A White House teleprompter operator is under federal investigation for making roughly $100,000 betting on what President Trump would say in his speeches — and the press corps is treating it like the crime of the century. Meanwhile, members of Congress legally trade stocks on insider information every single day and nobody blinks.

Gabriel Perez, a deputy assistant to the president who has run Trump's teleprompter since 2016, allegedly used his advance access to prepared remarks to place bets on Kalshi's "mention markets," where users wager on whether specific words or phrases will appear in public speeches. Kalshi's surveillance team flagged the suspicious trades and referred them to the Commodity Futures Trading Commission in March. The company froze roughly $90,000 in Perez's profits and banned him from the platform, NPR reported.

Perez, who earns $175,000 a year in his White House role, bet on more than a dozen speeches over three months, including the State of the Union address, Trump's January speech at the World Economic Forum in Davos, and a December primetime address, according to UPI and the New York Post.

White House Press Secretary Karoline Leavitt confirmed Thursday that Perez has been placed on unpaid administrative leave. She said Trump called the situation a "disgrace" and declared that "this individual will no longer be here."

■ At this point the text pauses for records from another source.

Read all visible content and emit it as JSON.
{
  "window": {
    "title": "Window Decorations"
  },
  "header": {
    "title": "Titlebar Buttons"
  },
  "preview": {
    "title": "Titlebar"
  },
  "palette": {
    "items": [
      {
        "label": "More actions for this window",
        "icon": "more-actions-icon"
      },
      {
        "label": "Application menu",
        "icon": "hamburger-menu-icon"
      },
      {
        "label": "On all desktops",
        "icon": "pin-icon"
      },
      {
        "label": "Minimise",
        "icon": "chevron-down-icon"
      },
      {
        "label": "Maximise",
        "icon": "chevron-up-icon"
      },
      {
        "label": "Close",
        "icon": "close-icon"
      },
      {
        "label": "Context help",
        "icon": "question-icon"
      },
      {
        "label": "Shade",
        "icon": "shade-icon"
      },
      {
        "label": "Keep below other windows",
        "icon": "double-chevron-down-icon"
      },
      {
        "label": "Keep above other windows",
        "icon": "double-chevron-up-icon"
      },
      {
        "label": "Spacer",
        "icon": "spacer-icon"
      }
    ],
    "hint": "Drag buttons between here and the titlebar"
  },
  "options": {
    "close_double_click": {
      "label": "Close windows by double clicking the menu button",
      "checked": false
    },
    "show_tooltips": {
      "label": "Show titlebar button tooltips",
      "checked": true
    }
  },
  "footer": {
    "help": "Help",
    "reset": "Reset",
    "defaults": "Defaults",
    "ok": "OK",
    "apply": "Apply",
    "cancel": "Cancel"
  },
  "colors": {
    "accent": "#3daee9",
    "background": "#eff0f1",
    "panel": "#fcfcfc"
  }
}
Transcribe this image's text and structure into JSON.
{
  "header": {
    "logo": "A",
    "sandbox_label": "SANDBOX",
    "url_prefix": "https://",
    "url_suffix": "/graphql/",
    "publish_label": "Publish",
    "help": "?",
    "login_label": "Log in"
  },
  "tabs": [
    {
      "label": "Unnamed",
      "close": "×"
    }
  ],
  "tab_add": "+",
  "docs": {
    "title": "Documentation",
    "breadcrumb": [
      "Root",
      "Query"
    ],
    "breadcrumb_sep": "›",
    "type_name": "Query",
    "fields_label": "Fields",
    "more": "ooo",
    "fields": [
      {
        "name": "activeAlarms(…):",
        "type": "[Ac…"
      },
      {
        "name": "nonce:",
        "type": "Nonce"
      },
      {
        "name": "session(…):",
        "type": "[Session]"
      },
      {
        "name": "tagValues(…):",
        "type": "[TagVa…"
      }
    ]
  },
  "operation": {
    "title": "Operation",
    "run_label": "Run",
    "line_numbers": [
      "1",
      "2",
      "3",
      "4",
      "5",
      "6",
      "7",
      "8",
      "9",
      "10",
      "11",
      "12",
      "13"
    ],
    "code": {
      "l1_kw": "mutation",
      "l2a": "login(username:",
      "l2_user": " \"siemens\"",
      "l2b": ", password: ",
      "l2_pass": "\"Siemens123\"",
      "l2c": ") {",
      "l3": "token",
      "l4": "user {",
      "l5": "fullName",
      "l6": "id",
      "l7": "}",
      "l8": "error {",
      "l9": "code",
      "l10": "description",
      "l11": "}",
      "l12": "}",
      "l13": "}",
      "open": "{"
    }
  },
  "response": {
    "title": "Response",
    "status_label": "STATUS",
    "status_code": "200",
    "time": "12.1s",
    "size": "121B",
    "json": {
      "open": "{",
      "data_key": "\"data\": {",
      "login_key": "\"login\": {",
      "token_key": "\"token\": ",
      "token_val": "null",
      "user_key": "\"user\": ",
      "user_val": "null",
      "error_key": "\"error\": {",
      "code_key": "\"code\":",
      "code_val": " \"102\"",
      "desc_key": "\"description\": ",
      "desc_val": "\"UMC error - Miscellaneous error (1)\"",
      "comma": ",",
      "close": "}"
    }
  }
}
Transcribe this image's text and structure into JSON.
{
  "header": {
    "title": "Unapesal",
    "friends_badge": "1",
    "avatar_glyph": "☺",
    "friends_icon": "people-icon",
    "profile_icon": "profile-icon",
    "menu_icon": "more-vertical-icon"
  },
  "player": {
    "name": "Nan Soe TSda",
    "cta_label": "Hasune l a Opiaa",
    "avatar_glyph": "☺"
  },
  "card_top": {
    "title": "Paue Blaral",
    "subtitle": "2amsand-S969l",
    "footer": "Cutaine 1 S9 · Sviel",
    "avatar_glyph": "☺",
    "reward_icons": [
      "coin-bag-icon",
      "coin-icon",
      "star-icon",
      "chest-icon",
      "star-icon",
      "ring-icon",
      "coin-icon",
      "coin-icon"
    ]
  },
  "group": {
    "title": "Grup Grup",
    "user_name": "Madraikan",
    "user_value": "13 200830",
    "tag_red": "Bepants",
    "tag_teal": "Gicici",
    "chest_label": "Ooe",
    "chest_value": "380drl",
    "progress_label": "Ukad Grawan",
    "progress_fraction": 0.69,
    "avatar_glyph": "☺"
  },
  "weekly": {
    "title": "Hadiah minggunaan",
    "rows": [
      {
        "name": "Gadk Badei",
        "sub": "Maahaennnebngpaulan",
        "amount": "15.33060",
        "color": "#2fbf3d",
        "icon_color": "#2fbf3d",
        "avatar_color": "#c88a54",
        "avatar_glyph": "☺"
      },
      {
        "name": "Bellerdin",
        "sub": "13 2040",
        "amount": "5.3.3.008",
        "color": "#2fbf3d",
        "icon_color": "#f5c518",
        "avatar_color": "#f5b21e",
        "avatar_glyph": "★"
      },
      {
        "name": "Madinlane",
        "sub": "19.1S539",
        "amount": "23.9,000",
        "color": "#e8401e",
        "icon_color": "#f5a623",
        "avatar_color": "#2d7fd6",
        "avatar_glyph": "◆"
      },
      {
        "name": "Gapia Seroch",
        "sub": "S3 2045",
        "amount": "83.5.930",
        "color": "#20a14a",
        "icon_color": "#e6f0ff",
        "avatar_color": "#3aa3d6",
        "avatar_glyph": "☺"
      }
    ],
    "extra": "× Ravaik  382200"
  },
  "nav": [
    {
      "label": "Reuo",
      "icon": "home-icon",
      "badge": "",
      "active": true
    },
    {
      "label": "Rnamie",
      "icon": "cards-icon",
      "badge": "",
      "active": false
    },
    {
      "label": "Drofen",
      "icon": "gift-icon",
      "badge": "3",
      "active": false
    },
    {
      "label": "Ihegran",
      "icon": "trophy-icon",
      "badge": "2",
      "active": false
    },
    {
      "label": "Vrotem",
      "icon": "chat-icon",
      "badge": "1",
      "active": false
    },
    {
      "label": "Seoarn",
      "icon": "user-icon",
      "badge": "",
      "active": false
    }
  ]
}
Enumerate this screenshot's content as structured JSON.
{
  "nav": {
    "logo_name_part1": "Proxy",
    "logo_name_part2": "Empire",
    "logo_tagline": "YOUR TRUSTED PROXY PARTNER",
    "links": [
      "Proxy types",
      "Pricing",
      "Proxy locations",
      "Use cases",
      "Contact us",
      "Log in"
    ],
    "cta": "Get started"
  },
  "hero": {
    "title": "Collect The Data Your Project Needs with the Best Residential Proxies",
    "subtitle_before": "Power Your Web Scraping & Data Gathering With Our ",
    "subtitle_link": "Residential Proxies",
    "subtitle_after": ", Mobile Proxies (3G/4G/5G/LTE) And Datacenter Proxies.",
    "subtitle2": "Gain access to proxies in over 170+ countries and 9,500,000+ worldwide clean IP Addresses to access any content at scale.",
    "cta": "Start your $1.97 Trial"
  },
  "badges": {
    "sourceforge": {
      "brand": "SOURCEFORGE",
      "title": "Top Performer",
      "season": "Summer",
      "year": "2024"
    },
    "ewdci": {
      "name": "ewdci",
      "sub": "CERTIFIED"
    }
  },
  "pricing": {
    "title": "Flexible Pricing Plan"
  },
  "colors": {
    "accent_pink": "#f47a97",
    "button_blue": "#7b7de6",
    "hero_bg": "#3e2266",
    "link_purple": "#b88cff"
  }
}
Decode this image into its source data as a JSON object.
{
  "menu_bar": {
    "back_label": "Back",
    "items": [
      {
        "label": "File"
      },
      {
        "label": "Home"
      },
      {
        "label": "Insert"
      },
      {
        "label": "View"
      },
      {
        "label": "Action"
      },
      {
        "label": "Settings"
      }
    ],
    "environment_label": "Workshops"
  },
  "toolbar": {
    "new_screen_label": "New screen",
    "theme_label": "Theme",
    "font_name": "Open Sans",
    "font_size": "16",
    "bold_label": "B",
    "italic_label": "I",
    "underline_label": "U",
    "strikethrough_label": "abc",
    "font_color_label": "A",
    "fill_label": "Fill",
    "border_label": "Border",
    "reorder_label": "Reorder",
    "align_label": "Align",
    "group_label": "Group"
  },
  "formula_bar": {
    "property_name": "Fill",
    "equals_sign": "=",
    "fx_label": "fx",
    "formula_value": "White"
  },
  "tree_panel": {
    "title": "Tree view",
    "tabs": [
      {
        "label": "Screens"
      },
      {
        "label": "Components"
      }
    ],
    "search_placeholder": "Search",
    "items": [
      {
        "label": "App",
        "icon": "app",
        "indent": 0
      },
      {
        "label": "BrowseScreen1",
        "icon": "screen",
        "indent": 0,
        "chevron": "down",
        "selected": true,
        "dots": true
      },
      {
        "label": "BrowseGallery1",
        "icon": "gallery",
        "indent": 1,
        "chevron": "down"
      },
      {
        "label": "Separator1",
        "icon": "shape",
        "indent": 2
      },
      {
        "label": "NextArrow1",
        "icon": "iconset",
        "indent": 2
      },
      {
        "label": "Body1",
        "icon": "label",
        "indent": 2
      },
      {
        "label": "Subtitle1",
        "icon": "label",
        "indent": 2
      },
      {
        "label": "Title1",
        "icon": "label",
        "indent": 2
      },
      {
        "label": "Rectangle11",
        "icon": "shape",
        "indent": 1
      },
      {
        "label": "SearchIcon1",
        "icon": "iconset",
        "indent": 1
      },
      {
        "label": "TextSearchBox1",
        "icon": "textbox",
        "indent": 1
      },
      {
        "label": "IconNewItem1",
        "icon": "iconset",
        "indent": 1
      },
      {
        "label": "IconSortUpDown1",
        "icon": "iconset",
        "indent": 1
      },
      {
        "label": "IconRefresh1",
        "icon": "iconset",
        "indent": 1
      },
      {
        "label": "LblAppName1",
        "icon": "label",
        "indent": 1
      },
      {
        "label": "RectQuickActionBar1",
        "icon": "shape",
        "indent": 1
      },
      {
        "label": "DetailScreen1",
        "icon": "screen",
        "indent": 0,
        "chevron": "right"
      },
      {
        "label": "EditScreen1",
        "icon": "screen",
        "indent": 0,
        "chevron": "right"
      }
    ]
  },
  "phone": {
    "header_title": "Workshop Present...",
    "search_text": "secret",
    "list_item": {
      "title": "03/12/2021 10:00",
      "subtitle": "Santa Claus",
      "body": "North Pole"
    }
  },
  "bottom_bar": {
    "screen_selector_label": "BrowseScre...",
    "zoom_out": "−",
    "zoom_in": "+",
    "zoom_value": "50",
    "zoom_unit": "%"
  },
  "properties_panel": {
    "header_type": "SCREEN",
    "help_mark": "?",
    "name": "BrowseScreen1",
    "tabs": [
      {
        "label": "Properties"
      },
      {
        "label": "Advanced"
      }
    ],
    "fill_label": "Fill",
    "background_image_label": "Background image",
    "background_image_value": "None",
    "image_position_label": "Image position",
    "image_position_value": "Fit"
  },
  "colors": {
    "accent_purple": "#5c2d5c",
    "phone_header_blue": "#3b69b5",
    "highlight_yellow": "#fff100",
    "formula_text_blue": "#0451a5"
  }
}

The Boston Globe and NPR both framed this as the latest sign that prediction markets are "ripe" with manipulation. NPR called it "the first time someone inside the White House has been investigated for allegedly abusing that access for prediction market profits." What neither outlet saw fit to mention: the far more lucrative and perfectly legal insider trading that happens every day on Capitol Hill.

Here is the double standard. Perez faces federal investigation, frozen assets, and termination for betting on speech words. Members of Congress, meanwhile, are exempt from the insider trading laws that apply to every other American. The STOCK Act of 2012 was supposed to close that loophole, but enforcement has been virtually nonexistent. Lawmakers sit in classified briefings on defense contracts, pharmaceutical regulations, and tech antitrust action — then buy or sell stock in the affected companies before the public knows a thing. No frozen assets. No CFTC referrals. No press conferences.

NPR noted that the White House sent a memo to staff in March warning that using nonpublic government information on prediction markets "is a very serious offence and will not be tolerated." The memo came just weeks before federal prosecutors charged an Army Special Forces soldier with using classified information about the raid capturing Venezuelan President Nicolás Maduro to win approximately $409,000 on Polymarket, the New York Post reported.

No one is defending Perez. He broke the rules and he is facing the consequences. But the selective outrage tells you everything about who the system protects. A teleprompter operator making side bets on speech content draws federal enforcement and wall-to-wall coverage. A senator trading defense stocks after a classified briefing? That is just Tuesday in Washington.

The CFTC declined to confirm or deny the investigation. It remains unclear whether the Department of Justice is also examining the case.